If you took Chicago +11, your bet is graded as a push but it will feel like a loss.

If you took Chicago +10.5, my deepest sympathies to you.

Here's the situation:

Chicago inside the number the whole way, leading 73-65 after three quarters.

Seattle comes with its predictable fourth-quarter run at home and starts pulling away late in the game.

Seattle builds a four-point lead that becomes five, six, seven and then eight when Sue Bird hits one of two free throws inside the final minute.

Seattle is clear by eight points with 37 seconds left.

Chicago has a layup blocked from behind and with 25.9 seconds left, Seattle gains possession of the ball.

Chicago head coach Amber Stocks can be seen putting away her clipboard, but Seattle guard Sue Bird realizes her team needs to shoot the ball or risk a 24-second violation.

Stocks also can be seen walking to shake the hand of opposing head coach Dan Hughes.

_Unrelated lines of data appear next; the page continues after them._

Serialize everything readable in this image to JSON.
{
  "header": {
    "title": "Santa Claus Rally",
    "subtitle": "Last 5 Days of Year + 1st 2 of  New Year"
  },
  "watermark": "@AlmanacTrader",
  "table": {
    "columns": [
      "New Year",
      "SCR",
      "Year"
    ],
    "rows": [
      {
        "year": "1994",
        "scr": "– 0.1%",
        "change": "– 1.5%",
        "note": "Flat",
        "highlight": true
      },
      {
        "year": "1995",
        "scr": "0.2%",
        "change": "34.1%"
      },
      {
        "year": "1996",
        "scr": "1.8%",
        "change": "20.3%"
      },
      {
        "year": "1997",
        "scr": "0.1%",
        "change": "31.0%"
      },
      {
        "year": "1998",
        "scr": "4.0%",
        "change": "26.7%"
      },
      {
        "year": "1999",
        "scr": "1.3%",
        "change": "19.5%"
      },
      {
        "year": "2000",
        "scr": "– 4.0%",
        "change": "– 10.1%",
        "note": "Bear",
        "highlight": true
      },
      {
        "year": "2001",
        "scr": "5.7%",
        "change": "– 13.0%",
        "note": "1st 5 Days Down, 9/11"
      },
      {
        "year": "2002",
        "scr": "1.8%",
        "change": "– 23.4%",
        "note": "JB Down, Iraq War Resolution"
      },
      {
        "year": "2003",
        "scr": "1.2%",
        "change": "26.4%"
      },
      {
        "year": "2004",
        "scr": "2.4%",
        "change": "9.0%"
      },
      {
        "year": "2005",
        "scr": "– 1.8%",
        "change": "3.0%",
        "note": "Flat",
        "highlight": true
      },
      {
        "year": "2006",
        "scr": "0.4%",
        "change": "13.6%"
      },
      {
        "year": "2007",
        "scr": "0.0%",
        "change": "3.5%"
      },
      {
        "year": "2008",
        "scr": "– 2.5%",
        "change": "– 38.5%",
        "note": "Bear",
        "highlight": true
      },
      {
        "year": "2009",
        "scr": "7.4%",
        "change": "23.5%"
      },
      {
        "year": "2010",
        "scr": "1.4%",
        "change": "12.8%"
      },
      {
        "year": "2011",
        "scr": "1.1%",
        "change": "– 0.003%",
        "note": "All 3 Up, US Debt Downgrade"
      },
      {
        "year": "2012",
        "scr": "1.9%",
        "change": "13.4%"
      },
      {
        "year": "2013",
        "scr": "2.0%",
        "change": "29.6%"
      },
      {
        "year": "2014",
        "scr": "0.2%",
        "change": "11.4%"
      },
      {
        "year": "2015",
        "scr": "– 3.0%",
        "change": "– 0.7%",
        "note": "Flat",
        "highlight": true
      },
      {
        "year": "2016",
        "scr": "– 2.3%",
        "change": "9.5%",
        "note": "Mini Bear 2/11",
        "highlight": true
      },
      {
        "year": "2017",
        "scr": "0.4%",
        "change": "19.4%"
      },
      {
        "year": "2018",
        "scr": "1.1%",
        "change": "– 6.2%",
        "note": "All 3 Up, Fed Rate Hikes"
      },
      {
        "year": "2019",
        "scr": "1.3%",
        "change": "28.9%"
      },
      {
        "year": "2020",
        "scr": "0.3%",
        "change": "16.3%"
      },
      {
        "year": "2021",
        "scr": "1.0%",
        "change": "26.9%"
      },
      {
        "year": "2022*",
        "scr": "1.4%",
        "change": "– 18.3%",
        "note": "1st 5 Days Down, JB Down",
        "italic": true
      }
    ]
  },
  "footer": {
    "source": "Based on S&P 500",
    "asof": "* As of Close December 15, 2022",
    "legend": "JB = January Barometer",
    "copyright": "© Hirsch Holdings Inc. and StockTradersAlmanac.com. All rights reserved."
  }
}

In recent years, many teams take the 24-second violation as a show of sportsmanship, but Bird alerted backcourt mate Jewel Loyd, who was standing beyond the three-point arc, to shoot the ball with less than five seconds left.

Nothing but the bottom of the net.

The lead went from 8 to 11, Seattle's largest margin of the night.

What does Chicago do in the final 4.9 seconds of the game?

They dribble out the clock in the backcourt.

No crying in the sports book, please.